Tag Archives: perennials

Weirdly stymied

Hope tomorrow is a day to “get back at it.” Social media? Blah! Just made a mango, pineapple, Red onion and cilantro chutney. So things ARE HAPPENING, just not here online.

To re-enter, how about some pix from the writing retreat in Hawley, Mass? It was waaaaay cooler than last year and also amazing, profound, and a blast. Heard the most amazing writing. Got three more scenes to balance out end of my manuscript.

And then — here are some pix from the garden. Today I sweat and sweat and remembered how much I used to move plants around, and loved doing so. Still love doing so, as it turns out. Lately all I’ve been doing is weeding.

What did you do this weekend?

The chilly season and hideous pj’s

Being cold begins to feel like an existential state. Grey day after grey day dampens the mood.

Fortunately, the plants don’t seem to mind. Up they come.



Except the newly-installed petunias. It appears that the rabbits have been dining on them.

A shed arrives Monday  — meaning we will be moving the last of the shade lovers from its proposed corner out back. I’ve already moved: ostrich ferns, comfry, anemone, and sedum. Some days, it’s just been too cold. But a sign that the gardening season is (finally) upon us: yesterday morning at 6:20, I ‘found myself’ outside completely absorbed in gardening. There I was moving rogue perennials around, turning the soil, and potting up a few things for my sister without having bothered to change out of my pj’s and slippers. 

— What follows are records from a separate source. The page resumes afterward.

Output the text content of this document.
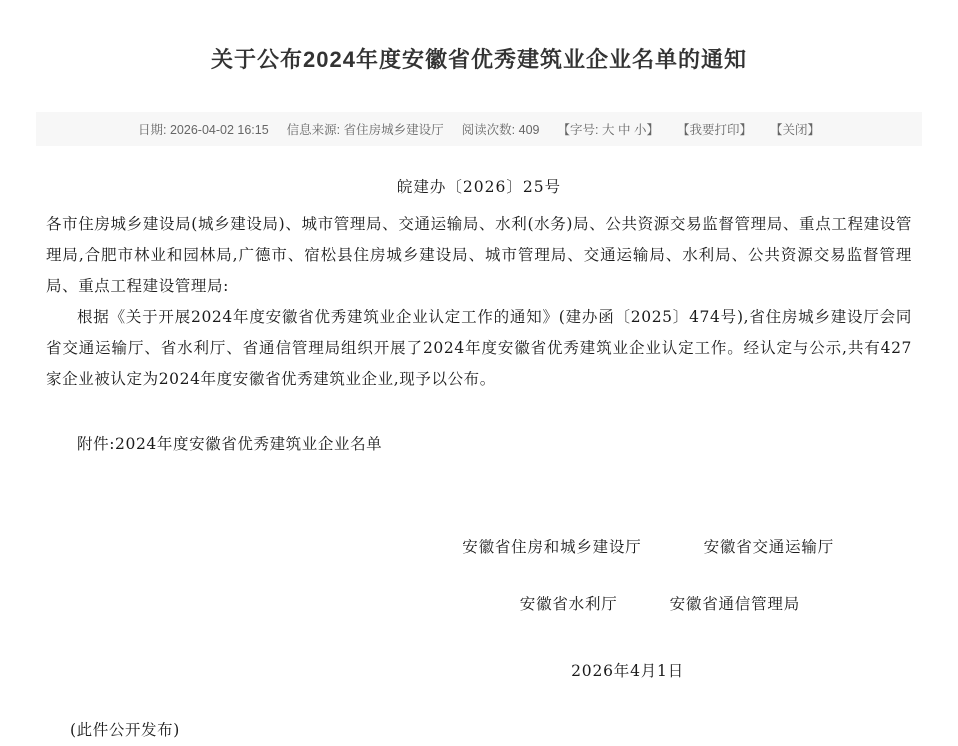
关于公布2024年度安徽省优秀建筑业企业名单的通知
日期: 2026-04-02 16:15 信息来源: 省住房城乡建设厅 阅读次数: 409 【字号: 大 中 小】 【我要打印】 【关闭】
皖建办〔2026〕25号

各市住房城乡建设局(城乡建设局)、城市管理局、交通运输局、水利(水务)局、公共资源交易监督管理局、重点工程建设管理局,合肥市林业和园林局,广德市、宿松县住房城乡建设局、城市管理局、交通运输局、水利局、公共资源交易监督管理局、重点工程建设管理局:

根据《关于开展2024年度安徽省优秀建筑业企业认定工作的通知》(建办函〔2025〕474号),省住房城乡建设厅会同省交通运输厅、省水利厅、省通信管理局组织开展了2024年度安徽省优秀建筑业企业认定工作。经认定与公示,共有427家企业被认定为2024年度安徽省优秀建筑业企业,现予以公布。

附件:2024年度安徽省优秀建筑业企业名单
安徽省住房和城乡建设厅	安徽省交通运输厅
安徽省水利厅	安徽省通信管理局
2026年4月1日
(此件公开发布)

These were not my usual black stretchy things that could pass for pants in a pinch. These were cheap plaid red & green flannels dotted with some nameless breed of puppy — absolutely hideous pj’s in other words, made of a cloth so awful you’d pass it by even if it was marked down to $2.00 at the Christmas Tree Shoppe (need I say these were purchased online?)



What are the most embarrassing clothes you’ve made an appearance in? 

(There WERE people out and about, in case you’re wondering). 

How does your garden grow?

How lovely to fight solar glare at drop-off today!  It’s a real circus, drop-off is.  Students coming and going, lugging backpacks, strutting their uggs (girls), nearly losing their pants (boys), drivers pausing, then not pausing, inserting themselves, waiting, then not waiting, the U driveway, the crosswalks, the parking lots, left and right — it’s a big ole mess, and not the least bit so because many behind the wheel are brand new drivers (and teenagers, to boot).  So, when you add blinding sun, it is always a cause for caution and concern.

But, today I said, “Yippee”, because who can’t use a little sun at this point?!

Raking recently, I made an interesting find.  Not a soccer ball or hockey puck — though I find plenty of those.  In fact, I have long maintained that the thing I grow best are balls (GET YOUR MIND OUT OF THE GUTTER).  I refer, here, not to my male progeny, or my own lizard brain’s tendency toward aggression, but to the propensity for all manner of recreational balls to land in my perennial beds.  Baseballs and whiffle balls from my baseball-crazy neighbor, soccer balls from my boys and two kitty-corner neighbors, kick balls that crossed two fences from the schoolyard behind us, tennis balls from god-knows-where, and lacrosse balls, which can be blue, yellow, or white.


And, as trees have ‘drip zones’, I have long been aware that D.’s second-story window has a ‘launch zone’, in which I am STILL uncovering various objects like Playmobil pirates, Legos, and things so wrapped in duct tape I have no idea what they are.


But, imagine my surprise when I unearthed C.’s missing RETAINER in the beds by the driveway!!!  It has since been replaced (at a cost I won’t reveal because I don’t want to lose my breakfast), but nevertheless, it truly felt like the boys’-toy-garden-turned-treasure-trove and surely will go down in family lore, along with the story of K.’s father going through reams of garbage to find HIS lost retainer some 40 years ago.

Off to work we go

rail-with-pots

The jack hammering I was soooo grateful was over, is not (four doors down, audible even with all the windows closed)  So, off to work I go — to this site, where I will try not to slip as I dig and try not to send too many pots tumbling down to the road as I go.

I have filled several empty perennial pots with rocks already — confirming that old saying that the best thing we grow in New England is rock!  (well, alright, maybe it’s a saying that I made up — but it OUGHT to be an old saying).

In the back of this property, the garden I installed last year grew so well and so fast, that I am adding extra inches between these pots!